Tag Archives: Admission

Maybe put Fey in the new Anchorman instead?

By Hope Madden

The idea of pairing Tina Fey and Paul Rudd is very appealing. They are funny, smart and talented – and yet so often willing to take soft-boiled parts where they play socially awkward cutie pies. Like, for instance, Admission.

Fey plays Portia, a buttoned-up Princeton admissions counselor looking for happiness in a hum drum life inside the ivory tower. Rudd’s John, on the other hand, is an impetuous free spirit currently serving the youth of the world as an alternative school teacher.

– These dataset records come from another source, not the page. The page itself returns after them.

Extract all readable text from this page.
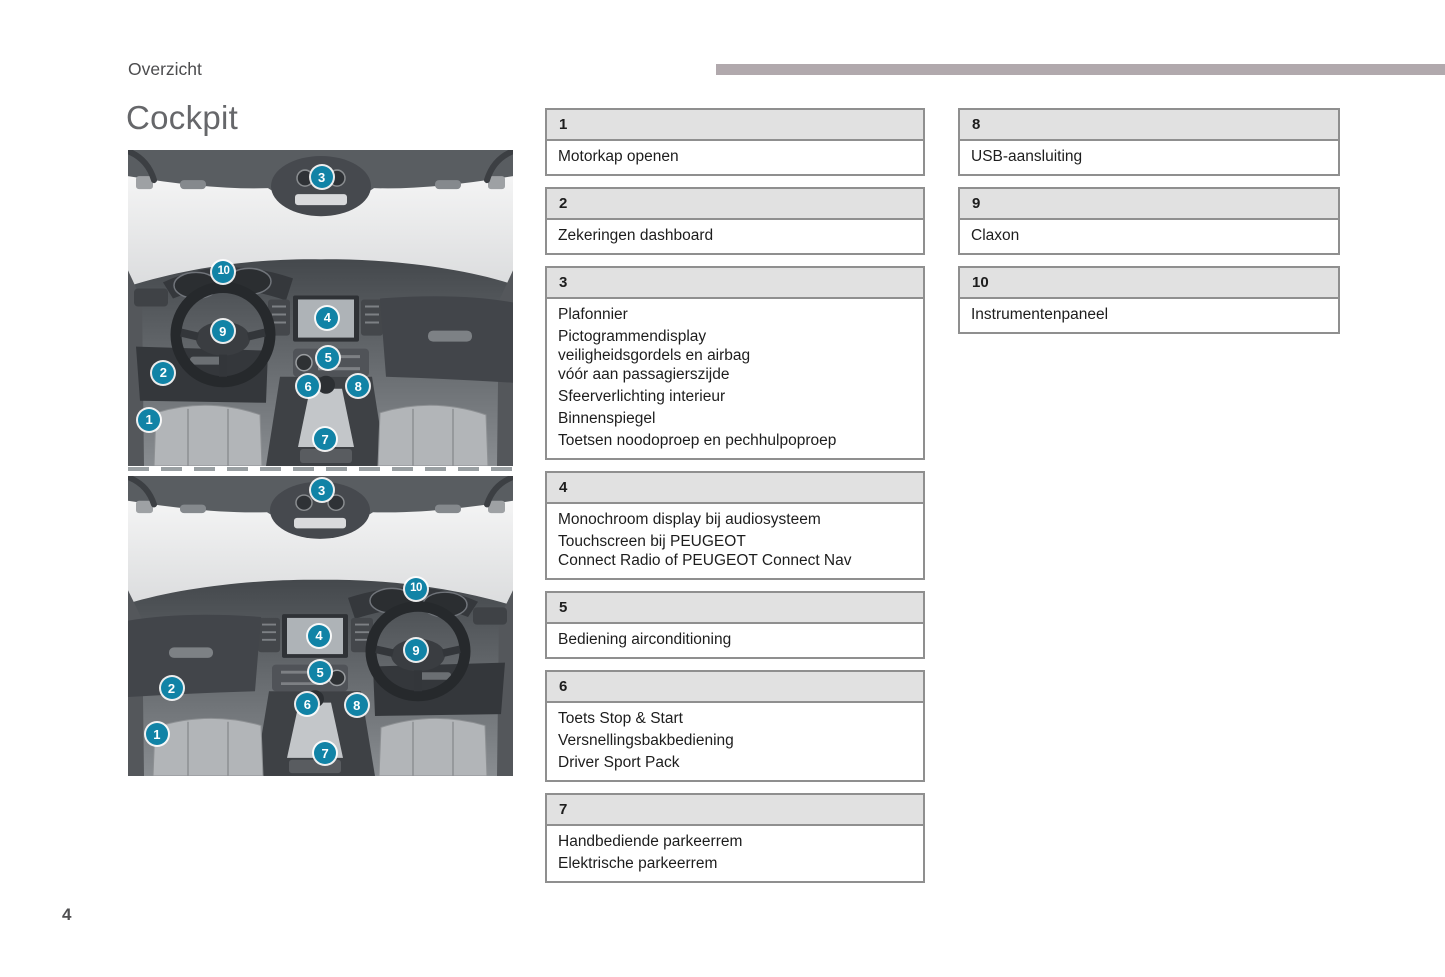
Overzicht
Cockpit
1
2
3
4
5
6
7
8
9
10
1
2
3
4
5
6
7
8
9
10
1
Motorkap openen
2
Zekeringen dashboard
3
Plafonnier
Pictogrammendisplay
veiligheidsgordels en airbag
vóór aan passagierszijde
Sfeerverlichting interieur
Binnenspiegel
Toetsen noodoproep en pechhulpoproep
4
Monochroom display bij audiosysteem
Touchscreen bij PEUGEOT
Connect Radio of PEUGEOT Connect Nav
5
Bediening airconditioning
6
Toets Stop & Start
Versnellingsbakbediening
Driver Sport Pack
7
Handbediende parkeerrem
Elektrische parkeerrem
8
USB-aansluiting
9
Claxon
10
Instrumentenpaneel
4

Both of these misguided adults decide to help one unusual teen get into Princeton in this good hearted, underwhelming comedy about parents and children and the damage we do to each other.

Of course, Portia and John fall for each other, Portia comes to terms with her ambition and her mother (a scene-stealing Lily Tomlin), John realizes fatherhood requires some sacrifice, and lessons are learned just all over the place. Sounds hilarious, doesn’t it?

Nope. Funny is not the word to describe Admission.  And that’s a crime, really. Wasting comic talents like Rudd and Fey should come with consequences.

Director Paul Weitz knows how to orchestrate a smart comedy, having helmed flicks from the raucous American Pie to the complex About a Boy to the wizened American Dreamz. Unfortunately, he cannot find his rhythm here.

Karen Croner seems a likely culprit. The screenwriter had never written a comedy before and frankly, still hasn’t. Working from the novel by Jean Hanff Korelitz, Croner is content to embed flat one liners into a laid back comment on finding true happiness in age old family values.

Side plots abound, each meant to create humiliating moments of comic gold for Fey. Unfortunately, every zany tale – whether with an ex-boyfriend (an underused Michael Sheen), an office rival (Gloria Reuben), or a ferocious mother – goes nowhere.

Fey overworks the “frazzled woman pretending to have it all together” bit, trying too hard to generate energy and chuckles in scenes without potential. A charming, warm Rudd is nothing if not likeable, but he, too, suffers from an absence of opportunity to draw more than a few fond smiles.

Very little works in this toothless comedy that has courage enough to avoid a tidy ending, yet still falls back on an almost offensively traditional image of happiness, one that requires roots, a man, a woman, and a child.